Vasquez was also instrumental in pushing for LGBT visibility in Queens and raising awareness, especially among Latinos, about the AIDS epidemic. City Council Member Daniel Dromm recalled that Vasquez was “a fierce soldier in the battle against HIV/AIDS and a bridge between Latino activists and other movements for social justice.” Vasquez was a member of Queens Gays and Lesbians United (Q-GLU), worked with the New York City Gay and Lesbian Anti-Violence Project (now the Anti-Violence Project), and served on the board of the Empire State Pride Agenda, a statewide organization that advocated for LGBT rights.
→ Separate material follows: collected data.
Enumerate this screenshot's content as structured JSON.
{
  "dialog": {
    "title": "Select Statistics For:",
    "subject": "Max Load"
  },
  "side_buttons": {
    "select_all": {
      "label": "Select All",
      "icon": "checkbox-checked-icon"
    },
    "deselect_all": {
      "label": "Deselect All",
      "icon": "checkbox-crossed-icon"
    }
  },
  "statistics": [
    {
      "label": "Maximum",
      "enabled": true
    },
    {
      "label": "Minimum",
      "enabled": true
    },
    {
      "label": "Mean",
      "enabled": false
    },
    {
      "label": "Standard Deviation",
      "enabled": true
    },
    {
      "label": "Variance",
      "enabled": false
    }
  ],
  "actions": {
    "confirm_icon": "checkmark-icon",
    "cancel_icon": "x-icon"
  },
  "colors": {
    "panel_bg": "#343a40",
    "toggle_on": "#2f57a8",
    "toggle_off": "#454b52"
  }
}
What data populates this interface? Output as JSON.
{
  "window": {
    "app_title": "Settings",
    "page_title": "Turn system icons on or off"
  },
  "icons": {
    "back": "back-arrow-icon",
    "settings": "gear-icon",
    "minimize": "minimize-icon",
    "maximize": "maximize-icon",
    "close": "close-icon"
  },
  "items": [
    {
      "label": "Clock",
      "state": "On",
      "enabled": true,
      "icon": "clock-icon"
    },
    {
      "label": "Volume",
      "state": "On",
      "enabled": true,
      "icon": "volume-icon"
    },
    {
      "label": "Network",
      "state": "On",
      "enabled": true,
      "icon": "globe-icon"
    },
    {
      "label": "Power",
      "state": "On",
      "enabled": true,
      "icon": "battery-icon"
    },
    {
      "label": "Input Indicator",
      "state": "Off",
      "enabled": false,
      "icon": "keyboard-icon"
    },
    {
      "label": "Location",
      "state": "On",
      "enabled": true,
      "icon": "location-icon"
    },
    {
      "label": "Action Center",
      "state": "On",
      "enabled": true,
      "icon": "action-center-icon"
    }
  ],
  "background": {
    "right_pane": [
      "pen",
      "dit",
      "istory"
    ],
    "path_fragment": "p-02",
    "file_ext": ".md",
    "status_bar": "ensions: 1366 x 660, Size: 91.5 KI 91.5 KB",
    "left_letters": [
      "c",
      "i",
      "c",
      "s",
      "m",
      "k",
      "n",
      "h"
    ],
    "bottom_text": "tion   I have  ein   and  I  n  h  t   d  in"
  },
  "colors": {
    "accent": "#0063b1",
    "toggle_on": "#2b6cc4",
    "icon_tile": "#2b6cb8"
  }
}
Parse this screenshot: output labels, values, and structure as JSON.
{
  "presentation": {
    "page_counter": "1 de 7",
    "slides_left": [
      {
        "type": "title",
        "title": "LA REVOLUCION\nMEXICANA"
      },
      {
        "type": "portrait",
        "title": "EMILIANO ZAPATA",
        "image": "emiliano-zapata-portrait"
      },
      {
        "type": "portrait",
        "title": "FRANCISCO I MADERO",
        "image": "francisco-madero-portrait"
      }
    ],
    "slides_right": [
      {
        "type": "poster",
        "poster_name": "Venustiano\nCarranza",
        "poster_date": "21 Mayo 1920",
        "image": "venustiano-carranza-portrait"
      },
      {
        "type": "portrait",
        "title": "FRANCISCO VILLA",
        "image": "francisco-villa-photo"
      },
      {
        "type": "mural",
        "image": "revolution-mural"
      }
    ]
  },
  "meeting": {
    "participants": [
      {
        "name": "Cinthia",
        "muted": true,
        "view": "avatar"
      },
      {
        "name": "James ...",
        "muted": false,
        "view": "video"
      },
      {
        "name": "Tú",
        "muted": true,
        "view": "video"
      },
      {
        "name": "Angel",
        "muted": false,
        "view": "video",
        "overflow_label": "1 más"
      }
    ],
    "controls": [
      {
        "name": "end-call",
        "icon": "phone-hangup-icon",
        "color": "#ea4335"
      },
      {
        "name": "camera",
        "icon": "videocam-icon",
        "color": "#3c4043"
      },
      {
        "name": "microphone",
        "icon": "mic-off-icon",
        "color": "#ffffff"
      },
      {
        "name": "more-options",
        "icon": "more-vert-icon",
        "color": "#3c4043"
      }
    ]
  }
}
In 1993, as a member of the Queens Lesbian and Gay Pride Committee, he helped organize the first Queens Pride Parade and served as a translator for Spanish-speaking participants.

“It is important to send a message to politicians that there are large numbers of us in Queens. Queens is coming out of the closet.”
Guillermo Vasquez, 1993

During the early years of the AIDS crisis, the New York City Department of Health cited Jackson Heights as the neighborhood with the greatest concentration of at-risk gay Latinos. In order to spread awareness to this community, Vasquez founded the Latino Commission on AIDS and the U.S. Colombian SIDA/AIDS Foundation. He was also the coordinator of community outreach for the Gay Men’s Health Crisis (GMHC) and spent many evenings educating people about HIV/AIDS, most often at a gay Latino bar called the Love Boat at the corner of 77th Street and Broadway in Elmhurst. In 2013, seventeen years after Vasquez’s death from AIDS-related complications, Nayibe Nunez-Berger, a fellow Latino community activist, chose this location for the Guillermo Vasquez Corner street sign because of its proximity to the bar where she and Vasquez engaged with the community. On July 27, a week after Colombian Independence Day, the street sign was unveiled by Nunez-Berger, president of the Latin American Cultural Center of Queens, and City Council Member Dromm, both co-sponsors, as well as Elsa Gladys Cifuentes Aranzazu, Consul General of Colombia in New York; State Senator José Peralta; and others.

Vasquez was also remembered soon after his 1996 death with a memorial mass at St. John Vianney Roman Catholic Church in Flushing, Queens, and a memorial ceremony at Queens Borough Hall. In Pereira, Colombia, an AIDS hospice recreation room that he had funded was named in his memory by the nun who took care of him during the last three months of his life. In 2002, the Guillermo Vasquez Independent Democratic Club of Queens was founded to engage and serve the borough’s diverse LGBT community.